Linguagem bélica na Coreia

Dada a imprevisibilidade de Trump e o fanatismo de Kim Jong-un, há razão para temer que o jogo de ameaças transborde

Tillerson posa na fronteira entre as duas Coreias com altos funcionários dos Estados Unidos e da Coreia do Sul.
Tillerson posa na fronteira entre as duas Coreias com altos funcionários dos Estados Unidos e da Coreia do Sul. EFE

O secretário norte-americano de Estado, Rex Tillerson, não poderia desmentir de forma mais contundente os que o acusavam de manter um baixo perfil e ser um peso leve na Administração Trump.

Em razão de sua visita à Coreia do Sul, não duvidou em certificar o fracasso da estratégia diplomática seguida pelas sucessivas Administrações norte-americanas nos últimos 20 anos e afirmar que a paciência dos EUA está chegando ao fim.

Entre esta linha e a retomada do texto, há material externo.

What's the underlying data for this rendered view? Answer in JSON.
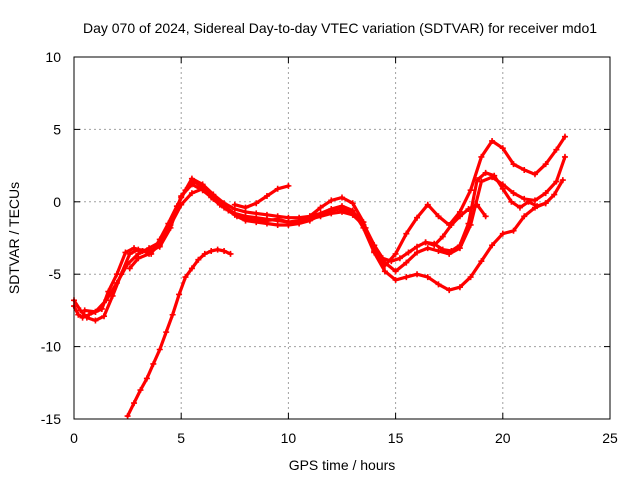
{
  "chart_data": {
    "type": "line",
    "title": "Day 070 of 2024, Sidereal Day-to-day VTEC variation (SDTVAR) for receiver mdo1",
    "xlabel": "GPS time / hours",
    "ylabel": "SDTVAR / TECUs",
    "xlim": [
      0,
      25
    ],
    "ylim": [
      -15,
      10
    ],
    "xticks": [
      0,
      5,
      10,
      15,
      20,
      25
    ],
    "yticks": [
      -15,
      -10,
      -5,
      0,
      5,
      10
    ],
    "xtick_labels": [
      "0",
      "5",
      "10",
      "15",
      "20",
      "25"
    ],
    "ytick_labels": [
      "-15",
      "-10",
      "-5",
      "0",
      "5",
      "10"
    ],
    "grid": true,
    "legend": "none",
    "series_color": "#ff0000",
    "series": [
      {
        "name": "track-1",
        "x": [
          0.0,
          0.2,
          0.4,
          0.7,
          1.0,
          1.3,
          1.6,
          2.0,
          2.4,
          2.8,
          3.2,
          3.6,
          4.0,
          4.4,
          4.8,
          5.2,
          5.6,
          6.0,
          6.4,
          6.8,
          7.2,
          7.6,
          8.0,
          8.5,
          9.0,
          9.5,
          10.0,
          10.5,
          11.0,
          11.5,
          12.0,
          12.4,
          12.8,
          13.2,
          13.6,
          14.0,
          14.4,
          14.8,
          15.2,
          15.6,
          16.0,
          16.4,
          16.8,
          17.2,
          17.6,
          18.0,
          18.4,
          18.8,
          19.2,
          19.6,
          20.0,
          20.4,
          20.8,
          21.2,
          21.6,
          22.0,
          22.4,
          22.8
        ],
        "y": [
          -7.2,
          -7.8,
          -8.0,
          -7.8,
          -7.6,
          -7.4,
          -6.2,
          -5.0,
          -3.5,
          -3.2,
          -3.4,
          -3.6,
          -2.6,
          -1.5,
          -0.3,
          0.8,
          1.4,
          1.0,
          0.3,
          -0.2,
          -0.6,
          -1.0,
          -1.3,
          -1.4,
          -1.5,
          -1.6,
          -1.6,
          -1.5,
          -1.3,
          -0.9,
          -0.6,
          -0.5,
          -0.6,
          -1.0,
          -1.8,
          -3.0,
          -3.9,
          -4.1,
          -3.9,
          -3.5,
          -3.1,
          -2.8,
          -2.9,
          -3.3,
          -3.4,
          -3.0,
          -1.5,
          1.5,
          2.0,
          1.8,
          0.9,
          0.0,
          -0.4,
          0.0,
          -0.3,
          -0.1,
          0.5,
          1.5
        ]
      },
      {
        "name": "track-2",
        "x": [
          0.0,
          0.3,
          0.6,
          1.0,
          1.4,
          1.8,
          2.2,
          2.6,
          3.0,
          3.5,
          4.0,
          4.5,
          5.0,
          5.5,
          6.0,
          6.5,
          7.0,
          7.5,
          8.0,
          8.5,
          9.0,
          9.5,
          10.0,
          10.5,
          11.0,
          11.5,
          12.0,
          12.5,
          13.0,
          13.5,
          14.0,
          14.5,
          15.0,
          15.5,
          16.0,
          16.5,
          17.0,
          17.5,
          18.0,
          18.5,
          19.0,
          19.5,
          20.0,
          20.5,
          21.0,
          21.5,
          22.0,
          22.5,
          22.9
        ],
        "y": [
          -6.8,
          -7.5,
          -8.0,
          -8.2,
          -7.9,
          -6.5,
          -5.0,
          -3.6,
          -3.3,
          -3.4,
          -3.1,
          -1.8,
          0.4,
          1.2,
          0.8,
          0.2,
          -0.4,
          -0.9,
          -1.2,
          -1.3,
          -1.3,
          -1.2,
          -1.4,
          -1.3,
          -1.0,
          -0.4,
          0.1,
          0.3,
          -0.1,
          -1.4,
          -3.4,
          -4.4,
          -3.6,
          -2.2,
          -1.1,
          -0.2,
          -1.0,
          -1.6,
          -0.7,
          0.8,
          3.1,
          4.2,
          3.7,
          2.6,
          2.2,
          1.9,
          2.6,
          3.6,
          4.5
        ]
      },
      {
        "name": "track-3",
        "x": [
          0.5,
          1.0,
          1.5,
          2.0,
          2.5,
          3.0,
          3.5,
          4.0,
          4.5,
          5.0,
          5.5,
          6.0,
          6.5,
          7.0,
          7.5,
          8.0,
          8.5,
          9.0,
          9.5,
          10.0,
          10.5,
          11.0,
          11.5,
          12.0,
          12.5,
          13.0,
          13.5,
          14.0,
          14.5,
          15.0,
          15.5,
          16.0,
          16.5,
          17.0,
          17.5,
          18.0,
          18.5,
          19.0,
          19.5,
          20.0,
          20.5,
          21.0,
          21.5,
          22.0,
          22.5,
          22.9
        ],
        "y": [
          -7.5,
          -7.6,
          -6.8,
          -5.6,
          -4.3,
          -3.6,
          -3.2,
          -2.8,
          -1.6,
          -0.2,
          0.6,
          0.9,
          0.3,
          -0.3,
          -0.8,
          -1.0,
          -1.1,
          -1.2,
          -1.3,
          -1.4,
          -1.4,
          -1.2,
          -1.0,
          -0.8,
          -0.7,
          -0.9,
          -1.6,
          -3.0,
          -4.2,
          -4.8,
          -4.2,
          -3.5,
          -3.2,
          -3.4,
          -3.6,
          -3.2,
          -1.6,
          1.4,
          1.7,
          1.2,
          0.6,
          0.2,
          0.1,
          0.6,
          1.4,
          3.1
        ]
      },
      {
        "name": "track-4",
        "x": [
          2.6,
          3.0,
          3.5,
          4.0,
          4.5,
          5.0,
          5.5,
          6.0,
          6.5,
          7.0,
          7.5,
          8.0,
          8.5,
          9.0,
          9.5,
          10.0,
          10.5,
          11.0,
          11.5,
          12.0,
          12.5,
          13.0,
          13.5,
          14.0,
          14.5,
          15.0,
          15.5,
          16.0,
          16.5,
          17.0,
          17.5,
          18.0,
          18.5,
          19.0,
          19.5,
          20.0,
          20.5,
          21.0,
          21.5,
          22.0
        ],
        "y": [
          -4.6,
          -3.9,
          -3.6,
          -3.0,
          -1.4,
          0.3,
          1.6,
          1.2,
          0.5,
          -0.1,
          -0.5,
          -0.7,
          -0.8,
          -0.9,
          -1.0,
          -1.1,
          -1.1,
          -1.0,
          -0.8,
          -0.5,
          -0.3,
          -0.6,
          -1.8,
          -3.5,
          -4.8,
          -5.4,
          -5.2,
          -5.0,
          -5.2,
          -5.7,
          -6.1,
          -5.9,
          -5.2,
          -4.1,
          -3.0,
          -2.2,
          -2.0,
          -1.0,
          -0.4,
          -0.1
        ]
      },
      {
        "name": "track-5",
        "x": [
          2.5,
          2.8,
          3.1,
          3.4,
          3.7,
          4.0,
          4.3,
          4.6,
          4.9,
          5.2,
          5.5,
          5.8,
          6.1,
          6.4,
          6.7,
          7.0,
          7.3
        ],
        "y": [
          -14.8,
          -13.9,
          -13.0,
          -12.2,
          -11.2,
          -10.2,
          -9.0,
          -7.8,
          -6.4,
          -5.2,
          -4.6,
          -4.0,
          -3.6,
          -3.4,
          -3.3,
          -3.4,
          -3.6
        ]
      },
      {
        "name": "track-6",
        "x": [
          7.5,
          8.0,
          8.5,
          9.0,
          9.5,
          10.0
        ],
        "y": [
          -0.2,
          -0.4,
          -0.1,
          0.4,
          0.9,
          1.1
        ]
      },
      {
        "name": "track-7",
        "x": [
          16.4,
          16.8,
          17.2,
          17.6,
          18.0,
          18.4,
          18.8,
          19.2
        ],
        "y": [
          -2.8,
          -3.0,
          -2.4,
          -1.6,
          -1.0,
          -0.5,
          -0.2,
          -1.0
        ]
      }
    ]
  }
}
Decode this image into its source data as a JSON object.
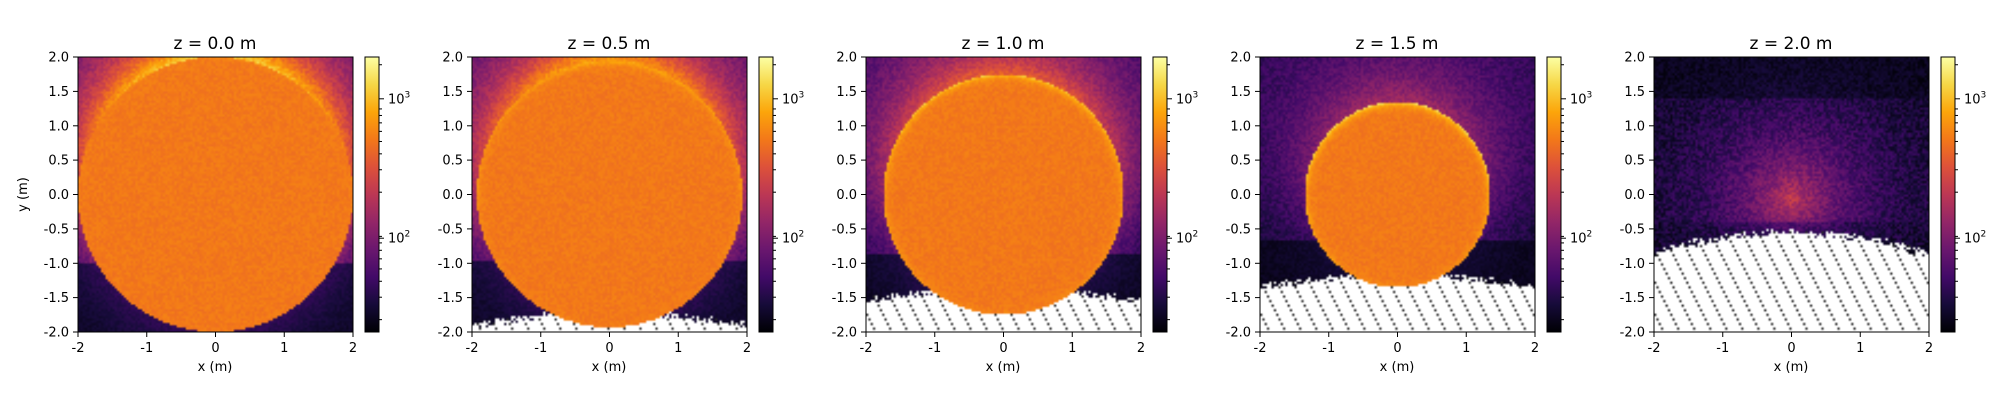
{
  "chart_data": [
    {
      "type": "heatmap",
      "title": "z = 0.0 m",
      "xlabel": "x (m)",
      "ylabel": "y (m)",
      "xlim": [
        -2,
        2
      ],
      "ylim": [
        -2,
        2
      ],
      "disk": {
        "cx": 0.0,
        "cy": 0.0,
        "r": 2.0
      },
      "rim_strength": 0.1,
      "halo_strength": 0.8,
      "nodata_below": null
    },
    {
      "type": "heatmap",
      "title": "z = 0.5 m",
      "xlabel": "x (m)",
      "ylabel": "",
      "xlim": [
        -2,
        2
      ],
      "ylim": [
        -2,
        2
      ],
      "disk": {
        "cx": 0.0,
        "cy": 0.0,
        "r": 1.93
      },
      "rim_strength": 0.4,
      "halo_strength": 0.7,
      "nodata_below": -1.65
    },
    {
      "type": "heatmap",
      "title": "z = 1.0 m",
      "xlabel": "x (m)",
      "ylabel": "",
      "xlim": [
        -2,
        2
      ],
      "ylim": [
        -2,
        2
      ],
      "disk": {
        "cx": 0.0,
        "cy": 0.0,
        "r": 1.75
      },
      "rim_strength": 0.75,
      "halo_strength": 0.55,
      "nodata_below": -1.3
    },
    {
      "type": "heatmap",
      "title": "z = 1.5 m",
      "xlabel": "x (m)",
      "ylabel": "",
      "xlim": [
        -2,
        2
      ],
      "ylim": [
        -2,
        2
      ],
      "disk": {
        "cx": 0.0,
        "cy": 0.0,
        "r": 1.35
      },
      "rim_strength": 0.95,
      "halo_strength": 0.35,
      "nodata_below": -1.1
    },
    {
      "type": "heatmap",
      "title": "z = 2.0 m",
      "xlabel": "x (m)",
      "ylabel": "",
      "xlim": [
        -2,
        2
      ],
      "ylim": [
        -2,
        2
      ],
      "disk": null,
      "rim_strength": 0,
      "halo_strength": 0.45,
      "nodata_below": -0.55
    }
  ],
  "colorbar": {
    "scale": "log",
    "colormap": "inferno",
    "labels": [
      "10",
      "10"
    ],
    "exponents": [
      "3",
      "2"
    ],
    "label_values": [
      1000,
      100
    ]
  },
  "x_ticks": [
    "-2",
    "-1",
    "0",
    "1",
    "2"
  ],
  "y_ticks": [
    "2.0",
    "1.5",
    "1.0",
    "0.5",
    "0.0",
    "-0.5",
    "-1.0",
    "-1.5",
    "-2.0"
  ]
}
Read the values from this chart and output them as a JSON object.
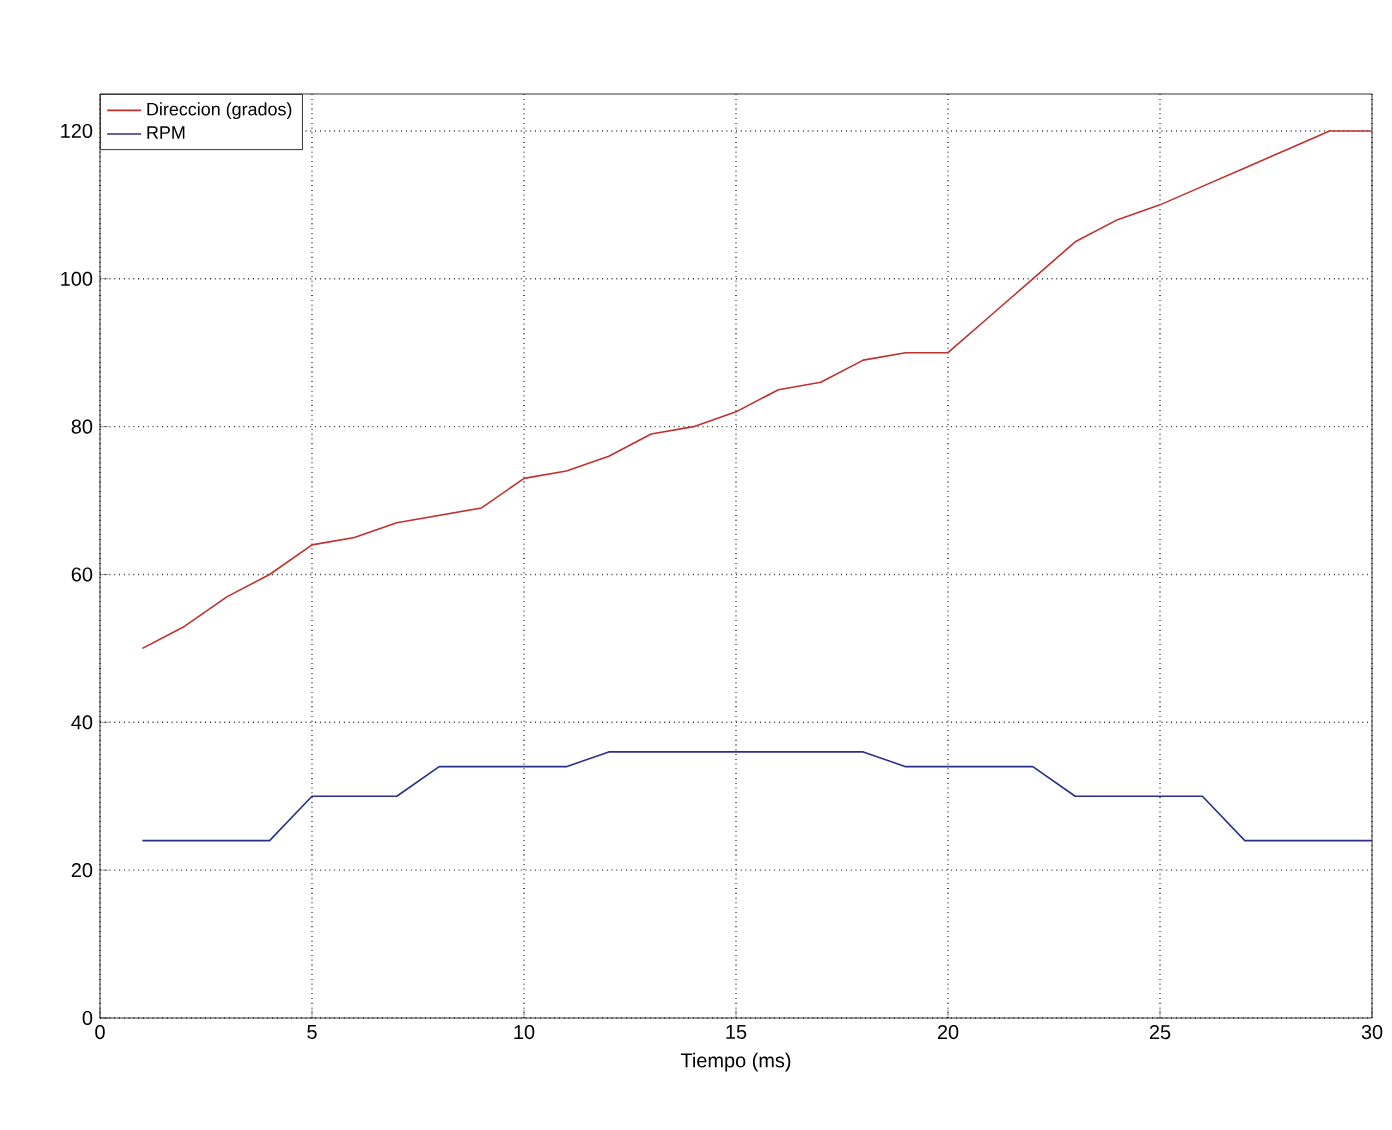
{
  "chart_data": {
    "type": "line",
    "xlabel": "Tiempo (ms)",
    "x": [
      1,
      2,
      3,
      4,
      5,
      6,
      7,
      8,
      9,
      10,
      11,
      12,
      13,
      14,
      15,
      16,
      17,
      18,
      19,
      20,
      21,
      22,
      23,
      24,
      25,
      26,
      27,
      28,
      29,
      30
    ],
    "series": [
      {
        "name": "Direccion (grados)",
        "color": "#c0302f",
        "values": [
          50,
          53,
          57,
          60,
          64,
          65,
          67,
          68,
          69,
          73,
          74,
          76,
          79,
          80,
          82,
          85,
          86,
          89,
          90,
          90,
          95,
          100,
          105,
          108,
          110,
          112.5,
          115,
          117.5,
          120,
          120
        ]
      },
      {
        "name": "RPM",
        "color": "#2b2f8a",
        "values": [
          24,
          24,
          24,
          24,
          30,
          30,
          30,
          34,
          34,
          34,
          34,
          36,
          36,
          36,
          36,
          36,
          36,
          36,
          34,
          34,
          34,
          34,
          30,
          30,
          30,
          30,
          24,
          24,
          24,
          24
        ]
      }
    ],
    "xlim": [
      0,
      30
    ],
    "xticks": [
      0,
      5,
      10,
      15,
      20,
      25,
      30
    ],
    "ylim": [
      0,
      125
    ],
    "yticks": [
      0,
      20,
      40,
      60,
      80,
      100,
      120
    ],
    "grid": true,
    "legend": "top left",
    "line_style": "solid"
  }
}
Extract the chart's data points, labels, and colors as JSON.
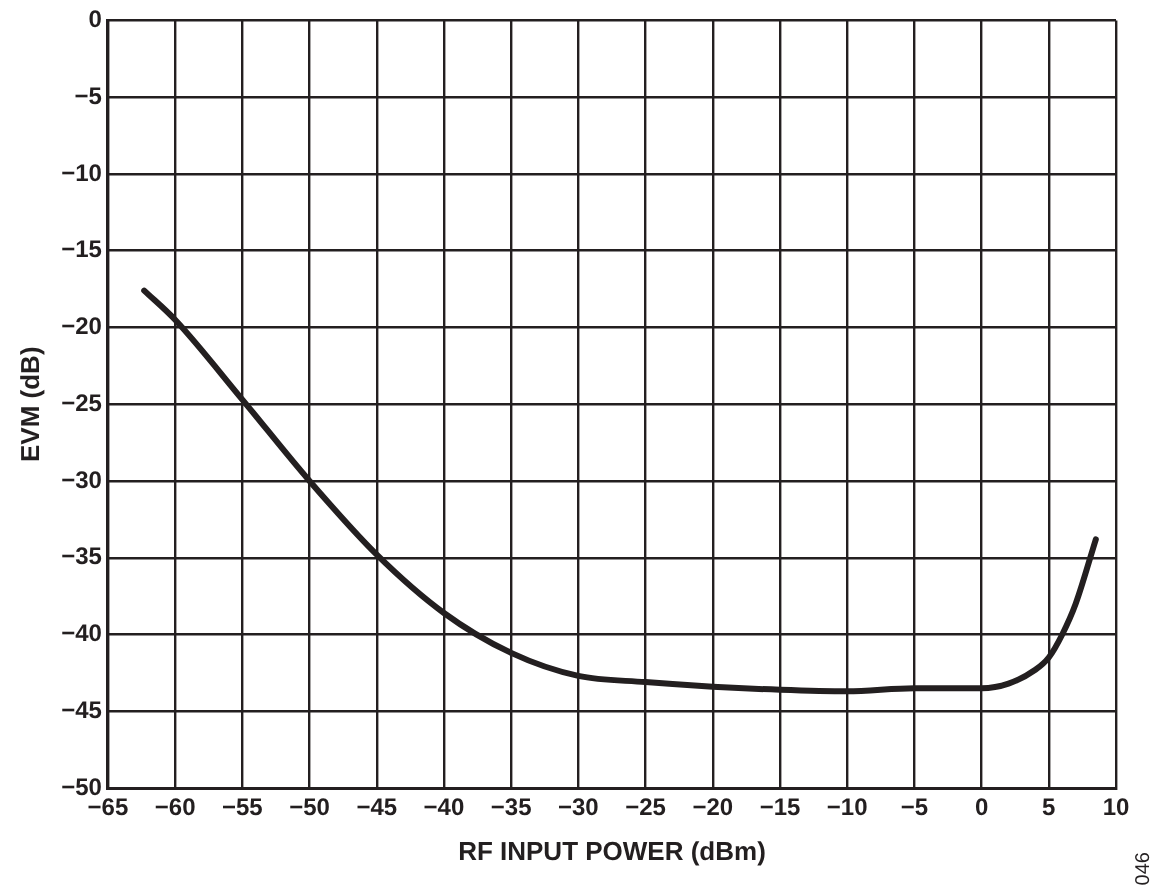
{
  "chart_data": {
    "type": "line",
    "xlabel": "RF INPUT POWER (dBm)",
    "ylabel": "EVM (dB)",
    "xlim": [
      -65,
      10
    ],
    "ylim": [
      -50,
      0
    ],
    "xticks": [
      {
        "value": -65,
        "label": "−65"
      },
      {
        "value": -60,
        "label": "−60"
      },
      {
        "value": -55,
        "label": "−55"
      },
      {
        "value": -50,
        "label": "−50"
      },
      {
        "value": -45,
        "label": "−45"
      },
      {
        "value": -40,
        "label": "−40"
      },
      {
        "value": -35,
        "label": "−35"
      },
      {
        "value": -30,
        "label": "−30"
      },
      {
        "value": -25,
        "label": "−25"
      },
      {
        "value": -20,
        "label": "−20"
      },
      {
        "value": -15,
        "label": "−15"
      },
      {
        "value": -10,
        "label": "−10"
      },
      {
        "value": -5,
        "label": "−5"
      },
      0,
      5,
      10
    ],
    "yticks": [
      {
        "value": -50,
        "label": "−50"
      },
      {
        "value": -45,
        "label": "−45"
      },
      {
        "value": -40,
        "label": "−40"
      },
      {
        "value": -35,
        "label": "−35"
      },
      {
        "value": -30,
        "label": "−30"
      },
      {
        "value": -25,
        "label": "−25"
      },
      {
        "value": -20,
        "label": "−20"
      },
      {
        "value": -15,
        "label": "−15"
      },
      {
        "value": -10,
        "label": "−10"
      },
      {
        "value": -5,
        "label": "−5"
      },
      0
    ],
    "grid": true,
    "marker": "none",
    "line_style": "solid",
    "annotations": [
      "046"
    ],
    "series": [
      {
        "color": "#231f20",
        "x": [
          -62.3,
          -60,
          -55,
          -50,
          -45,
          -40,
          -35,
          -30,
          -25,
          -20,
          -15,
          -10,
          -5,
          0,
          2,
          4,
          5,
          6,
          7,
          8.5
        ],
        "values": [
          -17.6,
          -19.5,
          -24.7,
          -30,
          -34.8,
          -38.6,
          -41.2,
          -42.7,
          -43.1,
          -43.4,
          -43.6,
          -43.7,
          -43.5,
          -43.5,
          -43.2,
          -42.3,
          -41.5,
          -40,
          -38,
          -33.8
        ]
      }
    ]
  }
}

Não falta razão a Tillerson para dizer que tanto Kim Jong-un, o atual líder máximo da república norte-coreana, como seu falecido pai, Kim Jong-il, violaram todos os acordos alcançados em torno do programa nuclear desse país. A Coreia do Norte não só não empreendeu o caminho da desnuclearização como continua empenhada em construir mísseis capazes de levar suas ogivas nucleares a território dos Estados Unidos.

O aviso de Tillerson de que “todas as opções estão sobre a mesa” (referindo-se à possibilidade de um ataque preventivo norte-americano à Coreia do Norte) tem um importante componente dissuasivo: tenta advertir Kim Jong-un de que não poderá seguir adiante sem enfrentar graves consequências. Mas dada a natureza fanática e paranoica do regime norte-coreano e a imprevisibilidade do próprio Trump, há razão para temer que esse jogo de ameaças transborde, provocando um enfrentamento de terríveis consequências.